Taking the examples of Negroes and Indians, Crusoe wondered if it were in his power to build a canoe or a piragua. He chose a tree in the woods and, with much difficulty, cut it down, and began to fashion a kind of boat, but he did not consider how he was to get it to the sea, which was "fortyfive fathoms of land away." After five months, he finished the boat.
When he finished his work on the boat, he was pleased with himself, especially since he had never in his life seen either a canoe or a piragua that was made of one tree and was as big as this one. He tried to get it into the water, but it was too heavy to move. He then thought of the possibility of bringing water to the boat by digging a series of trenches, but this endeavor also failed and, with "great reluctancy I gave this attempt over also." This endeavor was profitable because it taught him an important lesson — that is, "the folly of beginning a work before we count the cost, and before we judge rightly of our own strength to go through with it." This work took him through his fourth year on the island.

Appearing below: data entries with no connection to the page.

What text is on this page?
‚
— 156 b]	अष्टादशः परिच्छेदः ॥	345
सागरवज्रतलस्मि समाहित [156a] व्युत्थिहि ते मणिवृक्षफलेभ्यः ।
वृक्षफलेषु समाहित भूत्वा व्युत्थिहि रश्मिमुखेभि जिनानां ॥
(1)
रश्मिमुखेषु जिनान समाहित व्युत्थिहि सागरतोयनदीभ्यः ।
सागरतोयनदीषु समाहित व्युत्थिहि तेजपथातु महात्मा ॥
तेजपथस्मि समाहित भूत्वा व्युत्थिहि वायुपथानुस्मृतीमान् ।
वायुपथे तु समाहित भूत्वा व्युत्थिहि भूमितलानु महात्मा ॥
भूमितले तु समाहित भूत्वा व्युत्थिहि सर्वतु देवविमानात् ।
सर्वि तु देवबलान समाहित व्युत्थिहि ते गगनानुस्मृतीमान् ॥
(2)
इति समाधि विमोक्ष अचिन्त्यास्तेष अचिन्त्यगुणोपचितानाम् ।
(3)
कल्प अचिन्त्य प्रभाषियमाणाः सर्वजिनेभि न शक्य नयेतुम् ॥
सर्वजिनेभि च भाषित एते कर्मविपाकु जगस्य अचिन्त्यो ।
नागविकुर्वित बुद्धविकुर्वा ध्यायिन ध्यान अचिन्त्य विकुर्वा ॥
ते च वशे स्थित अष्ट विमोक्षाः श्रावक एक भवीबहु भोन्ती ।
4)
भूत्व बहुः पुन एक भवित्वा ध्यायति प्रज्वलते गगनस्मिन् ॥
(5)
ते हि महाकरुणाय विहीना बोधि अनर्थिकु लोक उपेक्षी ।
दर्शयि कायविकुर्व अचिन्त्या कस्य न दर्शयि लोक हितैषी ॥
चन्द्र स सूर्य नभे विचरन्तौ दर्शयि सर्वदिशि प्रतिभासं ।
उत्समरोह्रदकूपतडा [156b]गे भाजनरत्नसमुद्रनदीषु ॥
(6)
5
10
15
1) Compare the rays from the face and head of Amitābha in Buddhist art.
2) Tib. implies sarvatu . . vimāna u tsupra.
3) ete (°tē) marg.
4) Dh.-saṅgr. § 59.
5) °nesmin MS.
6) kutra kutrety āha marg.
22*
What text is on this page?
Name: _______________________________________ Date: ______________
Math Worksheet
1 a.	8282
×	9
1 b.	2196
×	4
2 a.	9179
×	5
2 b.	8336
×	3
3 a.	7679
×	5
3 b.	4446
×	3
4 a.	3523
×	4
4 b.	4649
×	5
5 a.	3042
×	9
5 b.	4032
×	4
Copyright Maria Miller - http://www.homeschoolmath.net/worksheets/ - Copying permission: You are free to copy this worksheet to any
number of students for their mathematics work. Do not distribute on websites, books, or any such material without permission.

Thinking again on his condition, he realized that on this island his wants were supplied, he had more materials than he needed to work with, and he was delivered from temptations. He suffered neither from lust, pride, nor greed. He now found his life to be much easier than before, and he frequently admired God's wisdom: "All our discontents about what we want appeared to me to spring from the want of thankfulness for what we have."
He spent entire days meditating on what his condition would have been if he had not been able to save provisions from the ship and if he had not been so plentifully supplied with game. These reflections worked on his mind, causing him to come to a "resignation to the will of God in the present disposition of my circumstances.